#' @title Assign Index_Class
#'
#' @description Assign Index_Class for based on user input fields.
#' If use the same name of an existing field the information will be
#' overwritten.
#'
#' Multiple criteria are treated as "AND" so all must be met to be assigned
#' to a particular Index_Class.
#'
#' Internally uses `tidyr` and `dplyr`
#'
#' If Index_Class is included in data then it is renamed Index_Class_Orig and
#' returned in the output data frame.
#'
#' @details Requires use of reference file with criteria.
#'
#' @param data Data frame (wide format) with metric values to be evaluated.

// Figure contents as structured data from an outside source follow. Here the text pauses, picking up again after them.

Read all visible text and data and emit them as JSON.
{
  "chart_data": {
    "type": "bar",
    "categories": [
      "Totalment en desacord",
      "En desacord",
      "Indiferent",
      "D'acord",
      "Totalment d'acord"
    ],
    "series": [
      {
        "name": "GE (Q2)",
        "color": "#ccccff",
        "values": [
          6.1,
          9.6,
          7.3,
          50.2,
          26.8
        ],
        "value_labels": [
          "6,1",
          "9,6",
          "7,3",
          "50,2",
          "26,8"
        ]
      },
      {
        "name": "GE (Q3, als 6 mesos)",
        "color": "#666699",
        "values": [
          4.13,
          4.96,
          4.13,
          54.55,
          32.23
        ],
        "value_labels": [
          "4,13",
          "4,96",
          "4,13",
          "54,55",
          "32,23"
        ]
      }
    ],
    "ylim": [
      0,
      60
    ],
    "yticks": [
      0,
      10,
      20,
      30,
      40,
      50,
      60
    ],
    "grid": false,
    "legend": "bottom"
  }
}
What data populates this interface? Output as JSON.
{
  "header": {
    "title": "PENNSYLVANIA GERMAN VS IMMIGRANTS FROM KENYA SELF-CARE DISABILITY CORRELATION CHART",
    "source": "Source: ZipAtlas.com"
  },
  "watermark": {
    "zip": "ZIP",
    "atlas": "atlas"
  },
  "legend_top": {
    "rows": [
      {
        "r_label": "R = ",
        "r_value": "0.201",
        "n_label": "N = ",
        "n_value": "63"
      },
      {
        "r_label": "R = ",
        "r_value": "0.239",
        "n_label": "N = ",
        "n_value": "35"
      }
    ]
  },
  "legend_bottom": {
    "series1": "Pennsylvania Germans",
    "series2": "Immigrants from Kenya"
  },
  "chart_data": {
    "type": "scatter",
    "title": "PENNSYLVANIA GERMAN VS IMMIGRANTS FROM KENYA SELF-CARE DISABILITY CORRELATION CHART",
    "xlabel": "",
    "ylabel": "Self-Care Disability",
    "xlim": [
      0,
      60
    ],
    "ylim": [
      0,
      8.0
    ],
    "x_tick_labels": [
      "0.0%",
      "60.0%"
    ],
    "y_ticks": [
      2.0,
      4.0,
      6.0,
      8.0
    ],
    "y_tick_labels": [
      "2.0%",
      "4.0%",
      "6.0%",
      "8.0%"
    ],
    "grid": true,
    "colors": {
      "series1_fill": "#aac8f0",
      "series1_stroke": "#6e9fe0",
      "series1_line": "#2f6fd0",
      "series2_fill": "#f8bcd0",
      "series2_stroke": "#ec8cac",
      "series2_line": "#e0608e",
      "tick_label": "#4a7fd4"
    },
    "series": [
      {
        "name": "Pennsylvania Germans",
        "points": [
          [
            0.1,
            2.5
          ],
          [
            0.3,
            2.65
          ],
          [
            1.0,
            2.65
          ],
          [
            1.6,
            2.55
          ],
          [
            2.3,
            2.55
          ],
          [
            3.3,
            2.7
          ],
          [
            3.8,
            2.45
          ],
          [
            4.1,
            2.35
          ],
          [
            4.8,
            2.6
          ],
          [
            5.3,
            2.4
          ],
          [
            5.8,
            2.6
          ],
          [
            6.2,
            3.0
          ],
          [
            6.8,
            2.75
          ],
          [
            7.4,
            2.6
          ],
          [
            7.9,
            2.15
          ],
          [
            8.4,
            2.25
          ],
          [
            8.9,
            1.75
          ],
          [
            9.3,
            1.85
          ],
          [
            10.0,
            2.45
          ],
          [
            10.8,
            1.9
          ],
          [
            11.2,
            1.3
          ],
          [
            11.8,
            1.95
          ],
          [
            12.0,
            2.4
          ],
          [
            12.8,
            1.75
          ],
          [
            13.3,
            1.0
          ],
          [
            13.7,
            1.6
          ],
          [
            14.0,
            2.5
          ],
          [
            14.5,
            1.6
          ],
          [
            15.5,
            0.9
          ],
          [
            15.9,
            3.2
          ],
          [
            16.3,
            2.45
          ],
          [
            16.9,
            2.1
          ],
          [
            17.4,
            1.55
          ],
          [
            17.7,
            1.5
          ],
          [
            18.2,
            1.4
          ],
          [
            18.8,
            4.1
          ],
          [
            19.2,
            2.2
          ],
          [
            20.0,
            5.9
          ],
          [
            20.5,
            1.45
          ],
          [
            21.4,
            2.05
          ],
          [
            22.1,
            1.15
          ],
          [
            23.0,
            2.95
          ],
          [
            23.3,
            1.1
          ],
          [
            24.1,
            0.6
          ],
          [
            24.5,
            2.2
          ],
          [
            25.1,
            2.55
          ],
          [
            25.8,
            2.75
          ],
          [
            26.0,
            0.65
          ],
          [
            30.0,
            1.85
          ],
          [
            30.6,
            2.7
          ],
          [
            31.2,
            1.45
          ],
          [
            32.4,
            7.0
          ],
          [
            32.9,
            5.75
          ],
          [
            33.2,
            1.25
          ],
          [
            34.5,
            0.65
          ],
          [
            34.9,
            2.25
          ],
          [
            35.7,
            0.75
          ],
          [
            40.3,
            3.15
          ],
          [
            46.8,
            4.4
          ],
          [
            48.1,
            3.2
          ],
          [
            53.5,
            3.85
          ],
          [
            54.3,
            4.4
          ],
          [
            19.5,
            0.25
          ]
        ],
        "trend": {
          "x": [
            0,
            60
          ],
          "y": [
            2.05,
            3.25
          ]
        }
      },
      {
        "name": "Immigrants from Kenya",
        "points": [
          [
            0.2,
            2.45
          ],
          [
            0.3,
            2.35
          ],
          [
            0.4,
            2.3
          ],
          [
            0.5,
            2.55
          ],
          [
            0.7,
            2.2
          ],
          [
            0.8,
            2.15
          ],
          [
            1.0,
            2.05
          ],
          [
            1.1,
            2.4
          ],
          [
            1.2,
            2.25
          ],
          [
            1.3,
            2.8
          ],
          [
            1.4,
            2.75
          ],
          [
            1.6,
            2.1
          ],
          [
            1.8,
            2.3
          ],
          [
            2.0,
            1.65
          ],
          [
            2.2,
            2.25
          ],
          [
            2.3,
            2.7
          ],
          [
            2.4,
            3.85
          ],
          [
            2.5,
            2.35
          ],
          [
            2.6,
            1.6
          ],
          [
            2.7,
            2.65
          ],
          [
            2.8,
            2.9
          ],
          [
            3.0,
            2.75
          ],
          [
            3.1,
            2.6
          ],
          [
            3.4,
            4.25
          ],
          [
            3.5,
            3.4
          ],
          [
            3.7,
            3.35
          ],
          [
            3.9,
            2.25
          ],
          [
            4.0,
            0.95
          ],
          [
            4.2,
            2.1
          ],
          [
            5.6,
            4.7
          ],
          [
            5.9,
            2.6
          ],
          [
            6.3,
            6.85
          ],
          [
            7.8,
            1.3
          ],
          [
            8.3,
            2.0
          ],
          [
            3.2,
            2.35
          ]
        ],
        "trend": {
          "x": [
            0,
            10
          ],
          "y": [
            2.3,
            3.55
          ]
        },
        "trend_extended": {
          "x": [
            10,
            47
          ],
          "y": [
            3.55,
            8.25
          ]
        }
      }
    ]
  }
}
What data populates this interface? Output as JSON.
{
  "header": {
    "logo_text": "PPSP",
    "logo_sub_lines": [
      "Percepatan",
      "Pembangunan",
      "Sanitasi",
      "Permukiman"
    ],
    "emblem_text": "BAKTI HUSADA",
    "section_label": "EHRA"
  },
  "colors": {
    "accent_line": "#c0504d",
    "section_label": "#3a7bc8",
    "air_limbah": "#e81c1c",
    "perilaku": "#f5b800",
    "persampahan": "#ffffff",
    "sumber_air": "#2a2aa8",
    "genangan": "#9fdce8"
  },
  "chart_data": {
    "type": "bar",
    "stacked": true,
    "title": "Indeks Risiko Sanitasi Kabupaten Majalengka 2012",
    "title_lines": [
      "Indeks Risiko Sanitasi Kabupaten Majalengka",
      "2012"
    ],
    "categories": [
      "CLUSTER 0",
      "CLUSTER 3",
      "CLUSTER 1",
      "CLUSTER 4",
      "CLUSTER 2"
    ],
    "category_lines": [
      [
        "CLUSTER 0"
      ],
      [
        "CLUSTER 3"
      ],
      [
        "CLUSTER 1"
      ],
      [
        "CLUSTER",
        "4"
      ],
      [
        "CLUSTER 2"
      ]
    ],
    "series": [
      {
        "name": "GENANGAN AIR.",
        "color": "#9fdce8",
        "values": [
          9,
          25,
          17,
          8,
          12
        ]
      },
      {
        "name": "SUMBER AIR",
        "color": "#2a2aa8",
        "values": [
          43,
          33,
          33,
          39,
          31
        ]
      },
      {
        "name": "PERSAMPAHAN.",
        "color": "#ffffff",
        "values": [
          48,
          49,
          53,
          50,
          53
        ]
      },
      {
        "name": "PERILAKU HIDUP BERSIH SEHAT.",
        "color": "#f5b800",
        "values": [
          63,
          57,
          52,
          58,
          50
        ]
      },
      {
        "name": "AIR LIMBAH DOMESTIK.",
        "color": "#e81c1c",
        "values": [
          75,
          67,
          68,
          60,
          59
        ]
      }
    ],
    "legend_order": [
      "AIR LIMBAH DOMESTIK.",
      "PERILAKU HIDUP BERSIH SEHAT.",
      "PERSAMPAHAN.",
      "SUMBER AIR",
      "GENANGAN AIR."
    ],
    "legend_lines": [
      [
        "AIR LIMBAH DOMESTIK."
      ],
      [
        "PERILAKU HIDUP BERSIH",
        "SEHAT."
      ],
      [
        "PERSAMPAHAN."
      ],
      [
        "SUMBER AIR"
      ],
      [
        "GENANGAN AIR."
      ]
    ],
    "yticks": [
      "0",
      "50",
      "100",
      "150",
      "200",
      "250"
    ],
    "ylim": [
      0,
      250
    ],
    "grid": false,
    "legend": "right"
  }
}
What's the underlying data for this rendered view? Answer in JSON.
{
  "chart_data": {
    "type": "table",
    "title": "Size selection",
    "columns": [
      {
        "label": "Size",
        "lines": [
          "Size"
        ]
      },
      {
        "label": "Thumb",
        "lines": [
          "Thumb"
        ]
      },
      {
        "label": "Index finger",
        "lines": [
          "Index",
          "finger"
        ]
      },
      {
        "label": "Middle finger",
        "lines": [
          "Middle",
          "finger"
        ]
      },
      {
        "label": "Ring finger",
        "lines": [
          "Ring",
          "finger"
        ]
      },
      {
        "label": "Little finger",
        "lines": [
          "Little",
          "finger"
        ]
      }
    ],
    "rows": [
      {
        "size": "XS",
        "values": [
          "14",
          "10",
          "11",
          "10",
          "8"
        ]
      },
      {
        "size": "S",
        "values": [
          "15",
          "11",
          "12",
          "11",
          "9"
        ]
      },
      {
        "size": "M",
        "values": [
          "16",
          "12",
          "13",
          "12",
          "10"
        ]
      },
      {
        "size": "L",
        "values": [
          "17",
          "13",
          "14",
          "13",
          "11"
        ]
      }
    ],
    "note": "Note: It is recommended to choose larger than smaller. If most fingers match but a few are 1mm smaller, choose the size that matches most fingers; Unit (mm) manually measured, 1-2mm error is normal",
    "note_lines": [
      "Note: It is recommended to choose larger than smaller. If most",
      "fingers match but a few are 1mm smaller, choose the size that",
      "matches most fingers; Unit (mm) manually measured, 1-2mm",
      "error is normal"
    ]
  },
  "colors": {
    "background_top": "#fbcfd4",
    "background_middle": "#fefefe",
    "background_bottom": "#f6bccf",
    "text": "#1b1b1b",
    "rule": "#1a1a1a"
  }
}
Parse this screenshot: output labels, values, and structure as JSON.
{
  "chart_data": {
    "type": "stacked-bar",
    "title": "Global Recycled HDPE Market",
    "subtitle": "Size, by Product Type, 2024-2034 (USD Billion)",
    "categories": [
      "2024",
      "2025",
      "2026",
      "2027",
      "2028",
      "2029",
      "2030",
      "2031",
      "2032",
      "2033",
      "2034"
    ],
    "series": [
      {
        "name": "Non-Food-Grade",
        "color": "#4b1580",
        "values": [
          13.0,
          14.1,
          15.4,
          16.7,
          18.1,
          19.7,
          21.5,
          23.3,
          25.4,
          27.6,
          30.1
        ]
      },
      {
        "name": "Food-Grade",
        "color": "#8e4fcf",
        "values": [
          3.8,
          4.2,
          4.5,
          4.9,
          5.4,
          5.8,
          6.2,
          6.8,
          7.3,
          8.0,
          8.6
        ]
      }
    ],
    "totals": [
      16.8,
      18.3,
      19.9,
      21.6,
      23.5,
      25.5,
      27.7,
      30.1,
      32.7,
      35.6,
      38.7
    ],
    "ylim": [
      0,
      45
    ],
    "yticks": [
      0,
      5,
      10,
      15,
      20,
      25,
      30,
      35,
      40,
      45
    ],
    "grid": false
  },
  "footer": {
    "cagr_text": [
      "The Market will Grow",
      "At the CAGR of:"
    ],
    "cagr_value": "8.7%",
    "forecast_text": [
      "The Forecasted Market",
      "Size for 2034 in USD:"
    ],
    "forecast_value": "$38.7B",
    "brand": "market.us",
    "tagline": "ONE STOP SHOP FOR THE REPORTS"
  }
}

#' @param criteria Data frame of metric thresholds to check.
#' @param name_indexclass Name for new Index_Class column.
#' Default = INDEX_CLASS
#' @param name_indexname Name for Index Name column.
#' Default = INDEX_NAME
#' @param name_siteid Name for Site ID column.
#' Default = SITEID
#' @param data_shape Shape of data; wide or long. Default is 'wide'
#'
#' @return Returns a data frame with new column added.
#'
#' @examples
#' # Packages
#' library(readxl)
#'
#' # EXAMPLE 1
#' # Create Example Data
#' df_data <- data.frame(SITEID = paste0("Site_", LETTERS[1:10])
#' , INDEX_NAME = "BCG_MariNW_Bugs500ct"
#' , GRADIENT = round(runif(10, 0.5, 1.5), 1)
#' , ELEVATION = round(runif(10, 700, 800), 1))
#'
#' # Import Checks
#' df_criteria <- read_excel(system.file("extdata/IndexClass.xlsx"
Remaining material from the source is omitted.